I could tell over the course of the first few days that my disgust with her had worn off. I was getting to know her for who she really was. She was funny, charismatic, thoughtful, and cared about others. At one point, I was the same way before my heart got broken into pieces. I wanted to get back to that man again. I’d become that man again over the last few days. It was all because of her. She didn’t let me feel sorry for myself or deny myself the chance for happiness. Like she said, I had to be ready when the opportunity presented itself. What if that opportunity was right now with her? Sure, it was not the traditional way to find someone, but she was thrown into my lap. I couldn’t believe this was all just a coincidence. It had to be more than that.

I was going to have to make some big decisions since tomorrow was her last day here. I would have to make up some story about why we broke up. But the thing was, what if I didn’t want to? What if I wanted her to stay? The thought scared me because how could I know if she felt the same way without just asking her? That would be too forward. I didn’t want her to feel like she had to reciprocate my feelings. If she did, that would be great, but if she didn’t, my heart would be broken again. Was I ready for that step?

The church was finally all decorated, and everyone was hungry. The one thing I hated about my family was the fact that while being here, they always wanted to eat meals together. What if I wanted to have dinner alone with her? To them, she was my girlfriend. We were in a romantic setting. How could they not think about that?

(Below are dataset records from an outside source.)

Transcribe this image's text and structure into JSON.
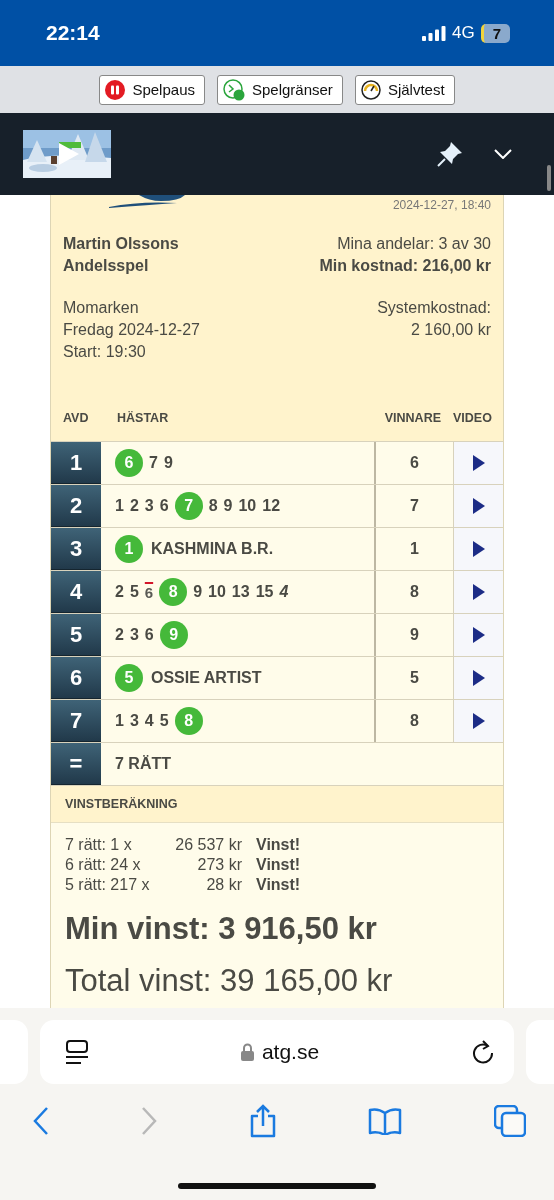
{
  "status_bar": {
    "time": "22:14",
    "network": "4G",
    "battery": "7"
  },
  "rg_buttons": [
    {
      "label": "Spelpaus",
      "kind": "pause"
    },
    {
      "label": "Spelgränser",
      "kind": "limits"
    },
    {
      "label": "Självtest",
      "kind": "test"
    }
  ],
  "coupon": {
    "timestamp": "2024-12-27, 18:40",
    "title": [
      "Martin Olssons",
      "Andelsspel"
    ],
    "shares": "Mina andelar: 3 av 30",
    "my_cost": "Min kostnad: 216,00 kr",
    "track": "Momarken",
    "date": "Fredag 2024-12-27",
    "start": "Start: 19:30",
    "system_cost_label": "Systemkostnad:",
    "system_cost": "2 160,00 kr",
    "columns": [
      "AVD",
      "HÄSTAR",
      "VINNARE",
      "VIDEO"
    ],
    "rows": [
      {
        "avd": "1",
        "horses": [
          {
            "number": "6",
            "kind": "winner"
          },
          {
            "number": "7",
            "kind": "plain"
          },
          {
            "number": "9",
            "kind": "plain"
          }
        ],
        "winner": "6"
      },
      {
        "avd": "2",
        "horses": [
          {
            "number": "1",
            "kind": "plain"
          },
          {
            "number": "2",
            "kind": "plain"
          },
          {
            "number": "3",
            "kind": "plain"
          },
          {
            "number": "6",
            "kind": "plain"
          },
          {
            "number": "7",
            "kind": "winner"
          },
          {
            "number": "8",
            "kind": "plain"
          },
          {
            "number": "9",
            "kind": "plain"
          },
          {
            "number": "10",
            "kind": "plain"
          },
          {
            "number": "12",
            "kind": "plain"
          }
        ],
        "winner": "7"
      },
      {
        "avd": "3",
        "horses": [
          {
            "number": "1",
            "kind": "winner"
          }
        ],
        "horse_name": "KASHMINA B.R.",
        "winner": "1"
      },
      {
        "avd": "4",
        "horses": [
          {
            "number": "2",
            "kind": "plain"
          },
          {
            "number": "5",
            "kind": "plain"
          },
          {
            "number": "6",
            "kind": "scratched"
          },
          {
            "number": "8",
            "kind": "winner"
          },
          {
            "number": "9",
            "kind": "plain"
          },
          {
            "number": "10",
            "kind": "plain"
          },
          {
            "number": "13",
            "kind": "plain"
          },
          {
            "number": "15",
            "kind": "plain"
          },
          {
            "number": "4",
            "kind": "reserve"
          }
        ],
        "winner": "8"
      },
      {
        "avd": "5",
        "horses": [
          {
            "number": "2",
            "kind": "plain"
          },
          {
            "number": "3",
            "kind": "plain"
          },
          {
            "number": "6",
            "kind": "plain"
          },
          {
            "number": "9",
            "kind": "winner"
          }
        ],
        "winner": "9"
      },
      {
        "avd": "6",
        "horses": [
          {
            "number": "5",
            "kind": "winner"
          }
        ],
        "horse_name": "OSSIE ARTIST",
        "winner": "5"
      },
      {
        "avd": "7",
        "horses": [
          {
            "number": "1",
            "kind": "plain"
          },
          {
            "number": "3",
            "kind": "plain"
          },
          {
            "number": "4",
            "kind": "plain"
          },
          {
            "number": "5",
            "kind": "plain"
          },
          {
            "number": "8",
            "kind": "winner"
          }
        ],
        "winner": "8"
      }
    ],
    "result": {
      "symbol": "=",
      "text": "7 RÄTT"
    },
    "prize_heading": "VINSTBERÄKNING",
    "prizes": [
      {
        "label": "7 rätt: 1 x",
        "amount": "26 537 kr",
        "status": "Vinst!"
      },
      {
        "label": "6 rätt: 24 x",
        "amount": "273 kr",
        "status": "Vinst!"
      },
      {
        "label": "5 rätt: 217 x",
        "amount": "28 kr",
        "status": "Vinst!"
      }
    ],
    "my_win": "Min vinst: 3 916,50 kr",
    "total_win": "Total vinst: 39 165,00 kr"
  },
  "browser": {
    "url": "atg.se"
  }
}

We headed back to the hotel to get changed before heading to dinner. I wanted so badly to just pull her close to me and ask her to stay, but I didn’t. I was scared. Instead, we both got dressed and headed to dinner. Not a word spoken between the two of us.

All throughout dinner, all I could think about was how tomorrow was going to go. I had to come up with a plan. What story was I going to use when she had to leave tomorrow? Honestly, I had planned the big breakup scene for the reception, but now, after last night, should I still do it? I didn’t want to hurt Lacey. She might take it the wrong way.

Shawn pulled me aside at dinner. “What’s going on? You both have been acting weird today. Is everything okay between you two?”

“Yes, we are just tired and were up late. Don’t worry, we are fine.” I lied to him because we weren’t fine, either in the real or fake relationship, but something had to give. I couldn’t be okay knowing that tomorrow I had to send Lacey away. She would indeed be upset with me tomorrow. All I could do was make the most of the time up to then. I was bound to do so.